В топониме «Атмейдан» сохраняется память о конных забегах. Название площади в переводе с турецкого означает «конные ристания». Описанные Буниным три памятника древности – обелиск и колонны – свидетельствуют не только о былом величии константинопольского ипподрома – они напоминают и о том, что он, кроме прочего, выполнял роль своего рода культурного хранилища. В его центре, например, некогда, как в музее, выставлялись разного рода памятники культуры, привезенные сюда со всех концов света. Одним из таких экспонатов был египетский обелиск, установленный Феодосием Великим примерно в 390 году. Этот обелиск, представляющий собой огромный монолит из фиванского гранита, был первоначально (в 1700 году до н. э.) воздвигнут в Гелиополе фараоном Тутмосом III, а много позднее перевезен в Константинополь. На пьедестале египетского монолита были вырезаны рельефы, изображающие различные события времен Феодосия, в частности цирковые игры на ипподроме, на которых присутствует вся императорская семья: Феодосий, императрица Флакцинила и их сыновья Аркадий и Гонорий. Феодосий и его приближенные располагаются в императорской ложе (кафизме), соединявшейся внутренними переходами и крытыми галереями с дворцом; такая связь дворца с ипподромом давала царю возможность быть постоянным зрителем цирковых игр, даже не всегда при этом показываясь своим подданным[131]. В руке императора венок, предназначавшийся победителю соревнований: не могло возникнуть сомнений в том, что император, прими он участие в гладиаторском сражении или конном ристании, непременно бы одержал победу. В определенном смысле грань между цирковым актером и властителем здесь как бы стирается.

Случалось, что эта грань стиралась и в действительности. По свидетельству византийских историков (Прокопия Кесарийского и др.), императрица Феодора, жена Юстиниана I, была дочерью некоего Акакия, служившего сторожем цирковых медведей при константинопольском ипподроме, и сама, став актрисой, выступала в цирковых пантомимах на арене этого же ипподрома[132]. Ее знакомство с Юстинианом случилось в пору, когда его дядя был действующим императором; в 525 году в соборе Святой Софии состоялось их бракосочетание, а два года спустя патриарх произвел обряд коронации Юстиниана на константинопольском ипподроме. Таким образом, Феодора-императрица принимала приветствия и поздравления от подданных на том самом ипподроме, где некогда выступала юная Феодора-циркачка. Мозаическое изображение Феодоры в церкви Сан-Витале в Равенне (ок. 547) в известном смысле представляет собой прижизненный портрет цирковой актрисы, имя которой, в отличие от имен многих безвестных ее коллег, сохранилось в истории культуры.

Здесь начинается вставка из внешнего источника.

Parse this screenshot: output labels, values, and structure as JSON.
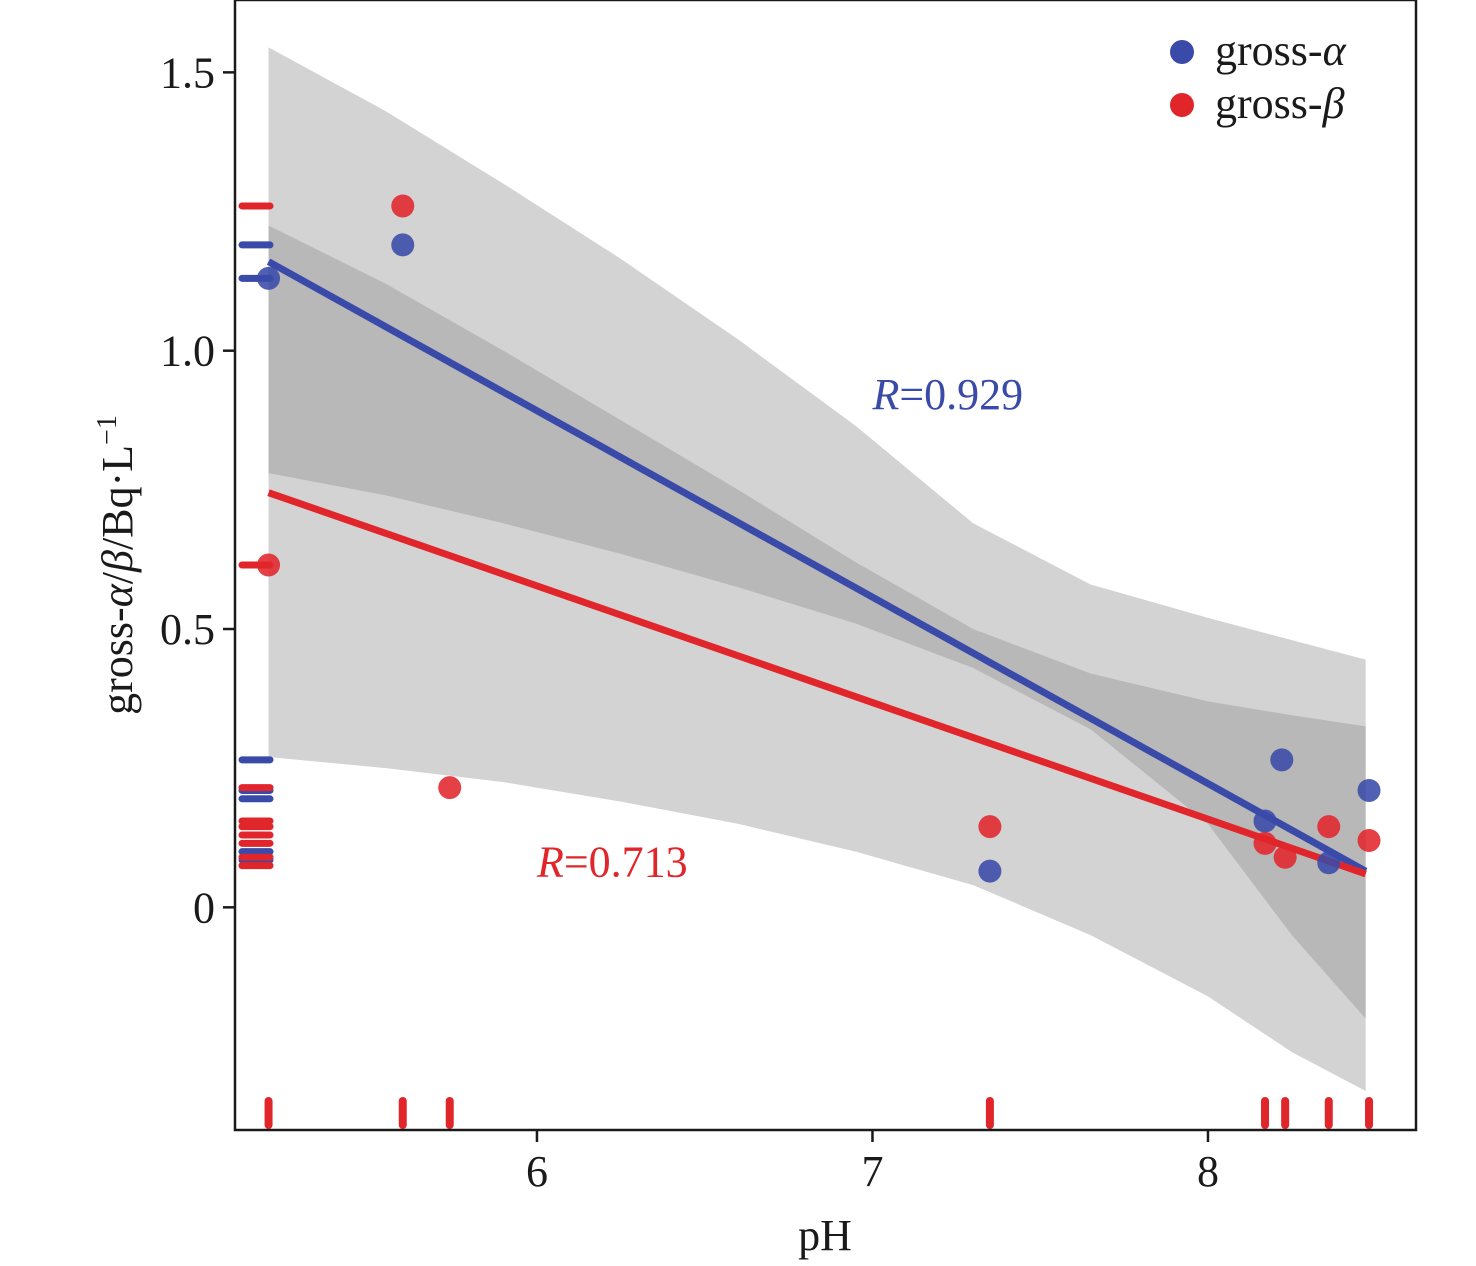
{
  "chart_data": {
    "type": "scatter",
    "xlabel": "pH",
    "ylabel_parts": [
      "gross-",
      "α",
      "/",
      "β",
      "/Bq·L",
      "−1"
    ],
    "xlim": [
      5.1,
      8.62
    ],
    "ylim": [
      -0.4,
      1.63
    ],
    "x_ticks": [
      6,
      7,
      8
    ],
    "x_tick_labels": [
      "6",
      "7",
      "8"
    ],
    "y_ticks": [
      0,
      0.5,
      1.0,
      1.5
    ],
    "y_tick_labels": [
      "0",
      "0.5",
      "1.0",
      "1.5"
    ],
    "grid": false,
    "legend_position": "top-right",
    "series": [
      {
        "name_prefix": "gross-",
        "name_symbol": "α",
        "color": "#3a4aa8",
        "x": [
          5.2,
          5.6,
          7.35,
          8.17,
          8.22,
          8.36,
          8.48
        ],
        "y": [
          1.13,
          1.19,
          0.065,
          0.155,
          0.265,
          0.08,
          0.21
        ],
        "r_label": "R=0.929",
        "r_label_position": [
          7.0,
          0.895
        ],
        "fit_line": {
          "x": [
            5.2,
            8.47
          ],
          "y": [
            1.16,
            0.065
          ]
        },
        "ci_band": {
          "x": [
            5.2,
            5.55,
            5.9,
            6.25,
            6.6,
            6.95,
            7.3,
            7.65,
            8.0,
            8.25,
            8.47
          ],
          "lower": [
            0.78,
            0.74,
            0.69,
            0.635,
            0.575,
            0.51,
            0.43,
            0.32,
            0.15,
            -0.05,
            -0.2
          ],
          "upper": [
            1.545,
            1.43,
            1.3,
            1.165,
            1.02,
            0.865,
            0.69,
            0.58,
            0.52,
            0.48,
            0.445
          ]
        }
      },
      {
        "name_prefix": "gross-",
        "name_symbol": "β",
        "color": "#e0262b",
        "x": [
          5.2,
          5.6,
          5.74,
          7.35,
          8.17,
          8.23,
          8.36,
          8.48
        ],
        "y": [
          0.615,
          1.26,
          0.215,
          0.145,
          0.115,
          0.09,
          0.145,
          0.12
        ],
        "r_label": "R=0.713",
        "r_label_position": [
          6.0,
          0.055
        ],
        "fit_line": {
          "x": [
            5.2,
            8.47
          ],
          "y": [
            0.745,
            0.06
          ]
        },
        "ci_band": {
          "x": [
            5.2,
            5.55,
            5.9,
            6.25,
            6.6,
            6.95,
            7.3,
            7.65,
            8.0,
            8.25,
            8.47
          ],
          "lower": [
            0.27,
            0.25,
            0.225,
            0.19,
            0.15,
            0.1,
            0.04,
            -0.05,
            -0.16,
            -0.26,
            -0.33
          ],
          "upper": [
            1.225,
            1.12,
            1.0,
            0.875,
            0.75,
            0.62,
            0.5,
            0.42,
            0.37,
            0.345,
            0.325
          ]
        }
      }
    ],
    "rug": {
      "y_rug": [
        {
          "color": "#3a4aa8",
          "values": [
            1.19,
            1.13,
            0.265,
            0.21,
            0.195,
            0.1,
            0.085
          ]
        },
        {
          "color": "#e0262b",
          "values": [
            1.26,
            0.615,
            0.215,
            0.155,
            0.145,
            0.13,
            0.115,
            0.09,
            0.075
          ]
        }
      ],
      "x_rug": {
        "color": "#e0262b",
        "values": [
          5.2,
          5.6,
          5.74,
          7.35,
          8.17,
          8.23,
          8.36,
          8.48
        ]
      }
    }
  }
}
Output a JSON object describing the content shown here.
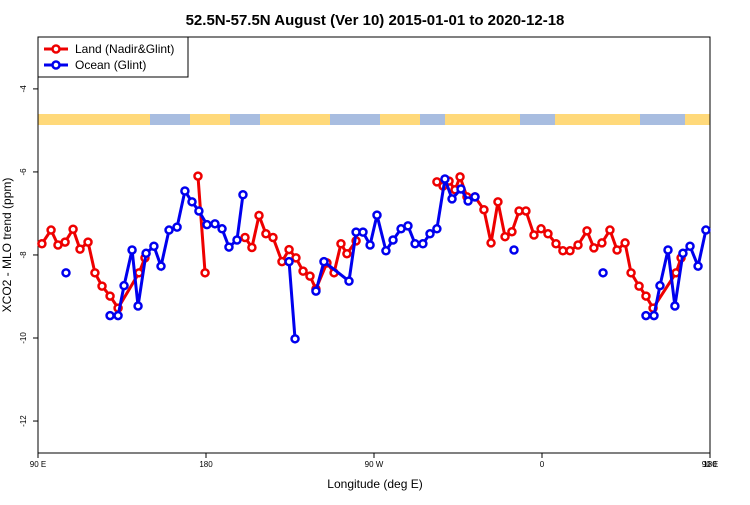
{
  "chart_data": {
    "type": "line",
    "title": "52.5N-57.5N August (Ver 10)   2015-01-01 to 2020-12-18",
    "x_label": "Longitude (deg E)",
    "y_label": "XCO2 - MLO trend (ppm)",
    "xlim": [
      90,
      450
    ],
    "xticks": [
      {
        "value": 90,
        "label": "90 E"
      },
      180,
      {
        "value": 270,
        "label": "90 W"
      },
      {
        "value": 360,
        "label": "0"
      },
      {
        "value": 450,
        "label": "90 E"
      },
      {
        "value": 540,
        "label": "180"
      }
    ],
    "ylim": [
      -12.77,
      -2.75
    ],
    "yticks": [
      -4,
      -6,
      -8,
      -10,
      -12
    ],
    "legend": "top-left",
    "series": [
      {
        "name": "Land (Nadir&Glint)",
        "color": "#ee0000",
        "x": [
          92.1,
          97.0,
          100.7,
          104.5,
          108.8,
          112.5,
          116.8,
          120.5,
          124.3,
          128.6,
          132.9,
          144.1,
          147.3,
          null,
          175.7,
          179.5,
          null,
          200.9,
          204.6,
          208.4,
          212.1,
          215.9,
          220.7,
          224.5,
          228.2,
          232.0,
          235.7,
          238.9,
          244.8,
          248.6,
          252.3,
          255.5,
          260.4,
          null,
          303.7,
          307.0,
          310.2,
          313.4,
          316.1,
          319.8,
          324.1,
          328.9,
          332.7,
          336.4,
          340.2,
          343.9,
          347.7,
          351.4,
          355.7,
          359.5,
          363.2,
          367.5,
          371.2,
          375.0,
          379.3,
          384.1,
          387.8,
          392.1,
          396.4,
          400.2,
          404.5,
          407.7,
          412.0,
          415.7,
          419.5,
          431.8,
          434.5
        ],
        "values": [
          -7.73,
          -7.4,
          -7.76,
          -7.69,
          -7.38,
          -7.86,
          -7.69,
          -8.43,
          -8.75,
          -8.99,
          -9.28,
          -8.43,
          -8.07,
          null,
          -6.1,
          -8.43,
          null,
          -7.58,
          -7.82,
          -7.05,
          -7.49,
          -7.58,
          -8.16,
          -7.87,
          -8.07,
          -8.39,
          -8.51,
          -8.82,
          -8.19,
          -8.43,
          -7.73,
          -7.97,
          -7.66,
          null,
          -6.24,
          -6.34,
          -6.22,
          -6.43,
          -6.12,
          -6.6,
          -6.6,
          -6.91,
          -7.71,
          -6.72,
          -7.56,
          -7.44,
          -6.94,
          -6.94,
          -7.52,
          -7.37,
          -7.49,
          -7.73,
          -7.9,
          -7.9,
          -7.76,
          -7.42,
          -7.83,
          -7.71,
          -7.4,
          -7.88,
          -7.71,
          -8.43,
          -8.75,
          -8.99,
          -9.28,
          -8.43,
          -8.07
        ]
      },
      {
        "name": "Ocean (Glint)",
        "color": "#0000ee",
        "x": [
          105.0,
          null,
          128.6,
          132.9,
          136.1,
          140.4,
          143.6,
          147.9,
          152.1,
          155.9,
          160.2,
          164.5,
          168.7,
          172.5,
          176.2,
          180.5,
          184.8,
          188.6,
          192.3,
          196.6,
          199.8,
          null,
          224.5,
          227.7,
          null,
          238.9,
          243.2,
          256.6,
          260.4,
          264.1,
          267.9,
          271.6,
          276.4,
          280.2,
          284.5,
          288.2,
          292.0,
          296.2,
          300.0,
          303.7,
          308.0,
          311.8,
          316.6,
          320.4,
          324.1,
          null,
          345.0,
          null,
          392.7,
          null,
          415.7,
          420.0,
          423.2,
          427.5,
          431.2,
          435.5,
          439.3,
          443.6,
          447.8
        ],
        "values": [
          -8.43,
          null,
          -9.46,
          -9.46,
          -8.74,
          -7.88,
          -9.23,
          -7.96,
          -7.79,
          -8.27,
          -7.4,
          -7.33,
          -6.46,
          -6.72,
          -6.94,
          -7.27,
          -7.25,
          -7.37,
          -7.81,
          -7.64,
          -6.55,
          null,
          -8.16,
          -10.02,
          null,
          -8.87,
          -8.16,
          -8.63,
          -7.45,
          -7.45,
          -7.76,
          -7.04,
          -7.9,
          -7.64,
          -7.37,
          -7.3,
          -7.73,
          -7.73,
          -7.49,
          -7.37,
          -6.17,
          -6.65,
          -6.41,
          -6.7,
          -6.6,
          null,
          -7.88,
          null,
          -8.43,
          null,
          -9.46,
          -9.46,
          -8.74,
          -7.88,
          -9.23,
          -7.96,
          -7.79,
          -8.27,
          -7.4
        ]
      }
    ]
  }
}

Возвращаясь к пассажу Бунина об ипподроме, можно заметить, что этот пассаж имеет определенное сходство с описанием киево-софийской фрески в повести Бартэна. В обоих случаях фиксируется преодоление цирковым искусством исторического разрыва, выявляется динамическое равновесие между прошлым и современностью. Цирк – место реконструкции культурных ценностей и возможности преодоления разрыва между компонентами культуры, между разными или даже полярными географическими и культурными пространствами.

* * *

Рефлексы архаического обряда жертвоприношения, устанавливающего динамическое равновесие между человеком и животным (конем), проявлялись и в последующем развитии циркового искусства, в закреплении формы цирковых стационарных зданий и цирковых манежей. Конные зрелища функционировали в виде выступлений странствующих «конных штукарей» (кунстберейторов) и ярмарочных коноводов. В Европе были распространены рыцарские турниры, школы верховой езды и парфос-езда[133].

Принято считать, что круглая арена современных цирков была изобретена в жокейских клубах Англии для удобства верховой езды, а именно для того, чтобы наездникам не приходилось постоянно останавливать лошадь и разворачивать ее на краю поляны или прямоугольного манежа. С удобством конной езды по кругу было связано и появление в XVIII веке цирковых манежей, ставших образцом для всех последующих. Изобретателем стационарного циркового манежа нового времени считается Филипп Астлей, открывший в 1770 году в Лондоне школу верховой езды, где давались и представления, а затем в 1779 году построивший для нее специальное здание, названное Амфитеатром верховой езды. Именно Астлеем была основана и первая цирковая династия. Помимо конно-акробатических номеров в программе его цирка выступали дрессировщики собак, канатные плясуны, акробаты, клоуны, прыгуны и жонглеры; устраивались целые спектакли; его цирк стал «Лондоном в миниатюре», центром социальной жизни столицы[134]. Астлей, таким образом, положил начало релегитимизации циркового искусства в Европе.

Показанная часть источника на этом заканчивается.